Living in a small town can help or hurt small businesses. But when you find a niche that needs filling, you just might strike gold.
For example, the Bun Festival, held each May on a tiny, one square-mile island near Hong Kong, has been growing exponentially each year.
The small town of Cheung Chau is flooded with people filing off by the boatload to take part in this yearly tradition. During this celebration, each day of work can be like doing a months worth of business.
Local legend goes that the festival was created after the island was ravaged by pirates and plague; as an offering to Pak Tai, the god of the sea, local fisherman made steamed buns stamped with the Chinese character ‘Ping On’ for ‘peace’.
Apparently, the buns worked and the island was protected.
Each year, locals repeat the ritual to bring good luck. The week-long celebration is one of the biggest celebrations of the year for this sleepy little island, and the streets are filled with tourists, traditional lion dances, dragon dances, parades of children on stilts and the centerpiece: the bun snatching competition.
During this race, three ‘bun mountains’ are created from bamboo scaffolding and participants clamber to the top in order to assure luck for their family in the coming year.
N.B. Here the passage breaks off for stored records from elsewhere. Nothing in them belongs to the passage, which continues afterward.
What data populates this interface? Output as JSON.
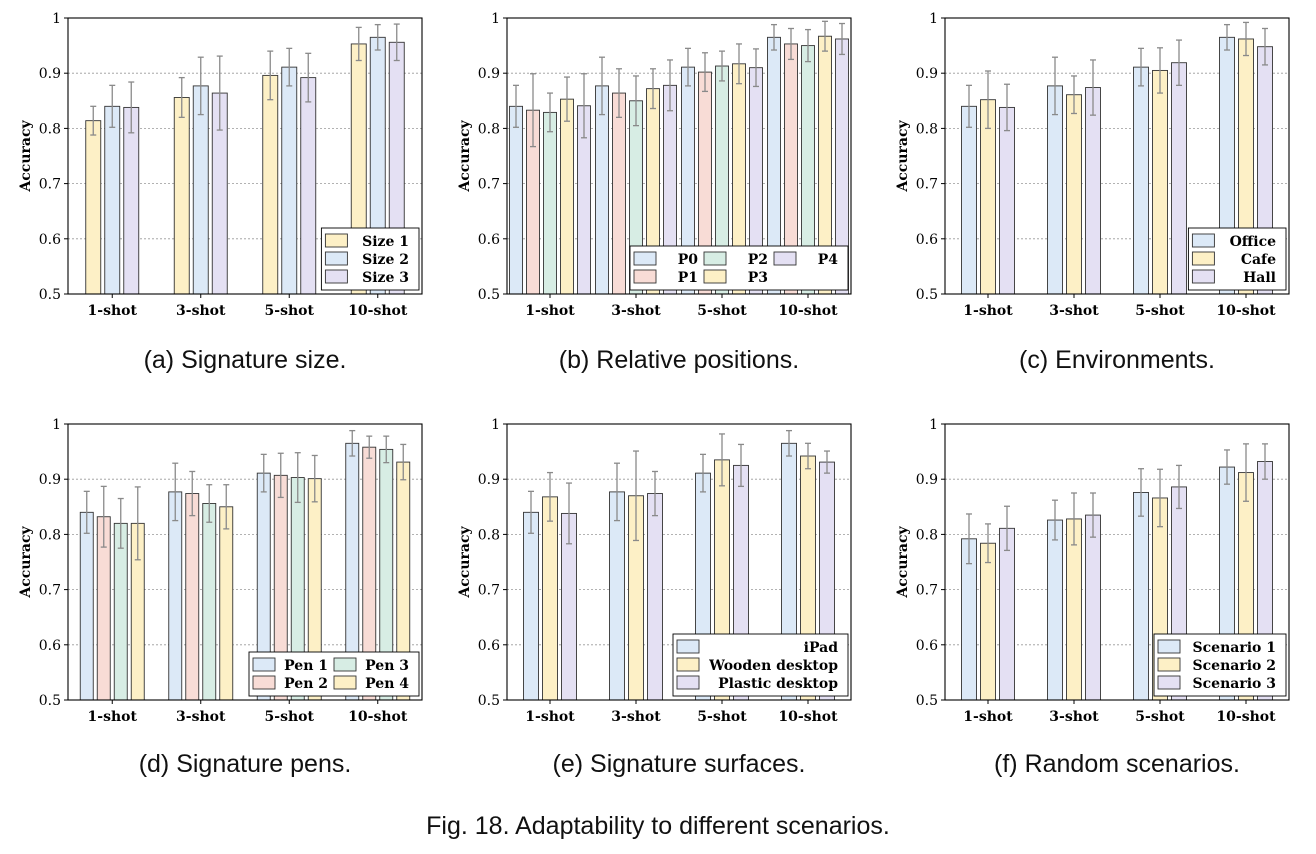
{
  "figure": {
    "caption": "Fig. 18.  Adaptability to different scenarios."
  },
  "colors": {
    "blue": "#dce9f7",
    "yellow": "#fdf0c6",
    "purple": "#e4e0f3",
    "pink": "#f8dcd6",
    "green": "#d7ede4",
    "edge": "#333333",
    "error": "#8a8a8a",
    "grid": "#999999"
  },
  "chart_data": [
    {
      "type": "bar",
      "caption": "(a) Signature size.",
      "ylabel": "Accuracy",
      "ylim": [
        0.5,
        1
      ],
      "yticks": [
        "0.5",
        "0.6",
        "0.7",
        "0.8",
        "0.9",
        "1"
      ],
      "categories": [
        "1-shot",
        "3-shot",
        "5-shot",
        "10-shot"
      ],
      "legend": {
        "position": "lower-right",
        "columns": 1
      },
      "series": [
        {
          "name": "Size 1",
          "color": "yellow",
          "values": [
            0.814,
            0.856,
            0.896,
            0.953
          ],
          "errors": [
            0.026,
            0.036,
            0.044,
            0.03
          ]
        },
        {
          "name": "Size 2",
          "color": "blue",
          "values": [
            0.84,
            0.877,
            0.911,
            0.965
          ],
          "errors": [
            0.038,
            0.052,
            0.034,
            0.023
          ]
        },
        {
          "name": "Size 3",
          "color": "purple",
          "values": [
            0.838,
            0.864,
            0.892,
            0.956
          ],
          "errors": [
            0.046,
            0.067,
            0.044,
            0.033
          ]
        }
      ]
    },
    {
      "type": "bar",
      "caption": "(b) Relative positions.",
      "ylabel": "Accuracy",
      "ylim": [
        0.5,
        1
      ],
      "yticks": [
        "0.5",
        "0.6",
        "0.7",
        "0.8",
        "0.9",
        "1"
      ],
      "categories": [
        "1-shot",
        "3-shot",
        "5-shot",
        "10-shot"
      ],
      "legend": {
        "position": "lower-right",
        "columns": 3
      },
      "series": [
        {
          "name": "P0",
          "color": "blue",
          "values": [
            0.84,
            0.877,
            0.911,
            0.965
          ],
          "errors": [
            0.038,
            0.052,
            0.034,
            0.023
          ]
        },
        {
          "name": "P1",
          "color": "pink",
          "values": [
            0.833,
            0.864,
            0.902,
            0.953
          ],
          "errors": [
            0.066,
            0.044,
            0.035,
            0.028
          ]
        },
        {
          "name": "P2",
          "color": "green",
          "values": [
            0.829,
            0.85,
            0.913,
            0.95
          ],
          "errors": [
            0.035,
            0.045,
            0.027,
            0.029
          ]
        },
        {
          "name": "P3",
          "color": "yellow",
          "values": [
            0.853,
            0.872,
            0.917,
            0.967
          ],
          "errors": [
            0.04,
            0.036,
            0.036,
            0.027
          ]
        },
        {
          "name": "P4",
          "color": "purple",
          "values": [
            0.841,
            0.878,
            0.91,
            0.962
          ],
          "errors": [
            0.058,
            0.046,
            0.034,
            0.028
          ]
        }
      ]
    },
    {
      "type": "bar",
      "caption": "(c) Environments.",
      "ylabel": "Accuracy",
      "ylim": [
        0.5,
        1
      ],
      "yticks": [
        "0.5",
        "0.6",
        "0.7",
        "0.8",
        "0.9",
        "1"
      ],
      "categories": [
        "1-shot",
        "3-shot",
        "5-shot",
        "10-shot"
      ],
      "legend": {
        "position": "lower-right",
        "columns": 1
      },
      "series": [
        {
          "name": "Office",
          "color": "blue",
          "values": [
            0.84,
            0.877,
            0.911,
            0.965
          ],
          "errors": [
            0.038,
            0.052,
            0.034,
            0.023
          ]
        },
        {
          "name": "Cafe",
          "color": "yellow",
          "values": [
            0.852,
            0.861,
            0.905,
            0.962
          ],
          "errors": [
            0.052,
            0.034,
            0.041,
            0.03
          ]
        },
        {
          "name": "Hall",
          "color": "purple",
          "values": [
            0.838,
            0.874,
            0.919,
            0.948
          ],
          "errors": [
            0.042,
            0.05,
            0.041,
            0.033
          ]
        }
      ]
    },
    {
      "type": "bar",
      "caption": "(d) Signature pens.",
      "ylabel": "Accuracy",
      "ylim": [
        0.5,
        1
      ],
      "yticks": [
        "0.5",
        "0.6",
        "0.7",
        "0.8",
        "0.9",
        "1"
      ],
      "categories": [
        "1-shot",
        "3-shot",
        "5-shot",
        "10-shot"
      ],
      "legend": {
        "position": "lower-right",
        "columns": 2
      },
      "series": [
        {
          "name": "Pen 1",
          "color": "blue",
          "values": [
            0.84,
            0.877,
            0.911,
            0.965
          ],
          "errors": [
            0.038,
            0.052,
            0.034,
            0.023
          ]
        },
        {
          "name": "Pen 2",
          "color": "pink",
          "values": [
            0.832,
            0.874,
            0.907,
            0.958
          ],
          "errors": [
            0.055,
            0.04,
            0.04,
            0.02
          ]
        },
        {
          "name": "Pen 3",
          "color": "green",
          "values": [
            0.82,
            0.856,
            0.903,
            0.954
          ],
          "errors": [
            0.045,
            0.034,
            0.045,
            0.024
          ]
        },
        {
          "name": "Pen 4",
          "color": "yellow",
          "values": [
            0.82,
            0.85,
            0.901,
            0.931
          ],
          "errors": [
            0.066,
            0.04,
            0.042,
            0.032
          ]
        }
      ]
    },
    {
      "type": "bar",
      "caption": "(e) Signature surfaces.",
      "ylabel": "Accuracy",
      "ylim": [
        0.5,
        1
      ],
      "yticks": [
        "0.5",
        "0.6",
        "0.7",
        "0.8",
        "0.9",
        "1"
      ],
      "categories": [
        "1-shot",
        "3-shot",
        "5-shot",
        "10-shot"
      ],
      "legend": {
        "position": "lower-right",
        "columns": 1
      },
      "series": [
        {
          "name": "iPad",
          "color": "blue",
          "values": [
            0.84,
            0.877,
            0.911,
            0.965
          ],
          "errors": [
            0.038,
            0.052,
            0.034,
            0.023
          ]
        },
        {
          "name": "Wooden desktop",
          "color": "yellow",
          "values": [
            0.868,
            0.87,
            0.935,
            0.942
          ],
          "errors": [
            0.044,
            0.081,
            0.047,
            0.023
          ]
        },
        {
          "name": "Plastic desktop",
          "color": "purple",
          "values": [
            0.838,
            0.874,
            0.925,
            0.931
          ],
          "errors": [
            0.055,
            0.04,
            0.038,
            0.02
          ]
        }
      ]
    },
    {
      "type": "bar",
      "caption": "(f) Random scenarios.",
      "ylabel": "Accuracy",
      "ylim": [
        0.5,
        1
      ],
      "yticks": [
        "0.5",
        "0.6",
        "0.7",
        "0.8",
        "0.9",
        "1"
      ],
      "categories": [
        "1-shot",
        "3-shot",
        "5-shot",
        "10-shot"
      ],
      "legend": {
        "position": "lower-right",
        "columns": 1
      },
      "series": [
        {
          "name": "Scenario 1",
          "color": "blue",
          "values": [
            0.792,
            0.826,
            0.876,
            0.922
          ],
          "errors": [
            0.045,
            0.036,
            0.043,
            0.031
          ]
        },
        {
          "name": "Scenario 2",
          "color": "yellow",
          "values": [
            0.784,
            0.828,
            0.866,
            0.912
          ],
          "errors": [
            0.035,
            0.047,
            0.052,
            0.052
          ]
        },
        {
          "name": "Scenario 3",
          "color": "purple",
          "values": [
            0.811,
            0.835,
            0.886,
            0.932
          ],
          "errors": [
            0.04,
            0.04,
            0.039,
            0.032
          ]
        }
      ]
    }
  ]
}
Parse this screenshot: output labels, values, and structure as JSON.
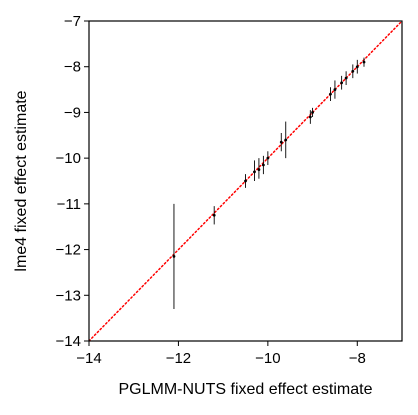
{
  "chart_data": {
    "type": "scatter",
    "title": "",
    "xlabel": "PGLMM-NUTS fixed effect estimate",
    "ylabel": "lme4 fixed effect estimate",
    "xlim": [
      -14,
      -7
    ],
    "ylim": [
      -14,
      -7
    ],
    "xticks": [
      -14,
      -12,
      -10,
      -8
    ],
    "xtick_labels": [
      "−14",
      "−12",
      "−10",
      "−8"
    ],
    "yticks": [
      -14,
      -13,
      -12,
      -11,
      -10,
      -9,
      -8,
      -7
    ],
    "ytick_labels": [
      "−14",
      "−13",
      "−12",
      "−11",
      "−10",
      "−9",
      "−8",
      "−7"
    ],
    "reference_line": {
      "slope": 1,
      "intercept": 0,
      "style": "dotted",
      "color": "#ff0000"
    },
    "grid": false,
    "points": [
      {
        "x": -12.1,
        "y": -12.15,
        "ylow": -13.3,
        "yhigh": -11.0
      },
      {
        "x": -11.2,
        "y": -11.25,
        "ylow": -11.45,
        "yhigh": -11.05
      },
      {
        "x": -10.5,
        "y": -10.5,
        "ylow": -10.65,
        "yhigh": -10.35
      },
      {
        "x": -10.3,
        "y": -10.3,
        "ylow": -10.5,
        "yhigh": -10.05
      },
      {
        "x": -10.2,
        "y": -10.25,
        "ylow": -10.45,
        "yhigh": -10.0
      },
      {
        "x": -10.1,
        "y": -10.15,
        "ylow": -10.35,
        "yhigh": -9.95
      },
      {
        "x": -10.0,
        "y": -10.0,
        "ylow": -10.15,
        "yhigh": -9.85
      },
      {
        "x": -9.7,
        "y": -9.65,
        "ylow": -9.85,
        "yhigh": -9.45
      },
      {
        "x": -9.6,
        "y": -9.6,
        "ylow": -10.0,
        "yhigh": -9.2
      },
      {
        "x": -9.05,
        "y": -9.1,
        "ylow": -9.25,
        "yhigh": -8.95
      },
      {
        "x": -9.0,
        "y": -9.0,
        "ylow": -9.1,
        "yhigh": -8.9
      },
      {
        "x": -8.6,
        "y": -8.6,
        "ylow": -8.75,
        "yhigh": -8.45
      },
      {
        "x": -8.5,
        "y": -8.5,
        "ylow": -8.7,
        "yhigh": -8.3
      },
      {
        "x": -8.35,
        "y": -8.35,
        "ylow": -8.5,
        "yhigh": -8.2
      },
      {
        "x": -8.25,
        "y": -8.25,
        "ylow": -8.4,
        "yhigh": -8.1
      },
      {
        "x": -8.1,
        "y": -8.1,
        "ylow": -8.25,
        "yhigh": -7.95
      },
      {
        "x": -8.0,
        "y": -8.0,
        "ylow": -8.15,
        "yhigh": -7.85
      },
      {
        "x": -7.85,
        "y": -7.9,
        "ylow": -8.0,
        "yhigh": -7.8
      }
    ]
  }
}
One cake shop, owned and operated by Kwok Kam Chuen for 40 years, is the official supplier of buns for the festival. The iconic white buns still come stamped with the kanji for ‘peace’ and are filled with traditional pastes like red bean, sesame and lotus.
During the festival, this little shop can make and sell over 10,000 buns daily.
Preparation begins one month before the festivities: the shop begins to gather extra supplies, workers, and cuts down the menu to focus on their star item: the buns. During peak production, Kwok and his assembly line can fill up massive, 200 bun steamers in the blink of an eye.
Thanks to the festival, Kwok sometimes sees more than $10,320 in sales each day of the festival: more than 20 times his average daily income. By the end of the week-long celebration, often he has more than $65,000.
It takes a lot of work keeping up, though. Kwok wants to open another shop, but worries that his age keeps him from doing so. He even mused in his interview with CNN:
“It’s very hectic making so many buns for the holiday. I rarely have time to go a restaurant to eat, so when I am hungry, I just grab a ‘Ping On’ bun.”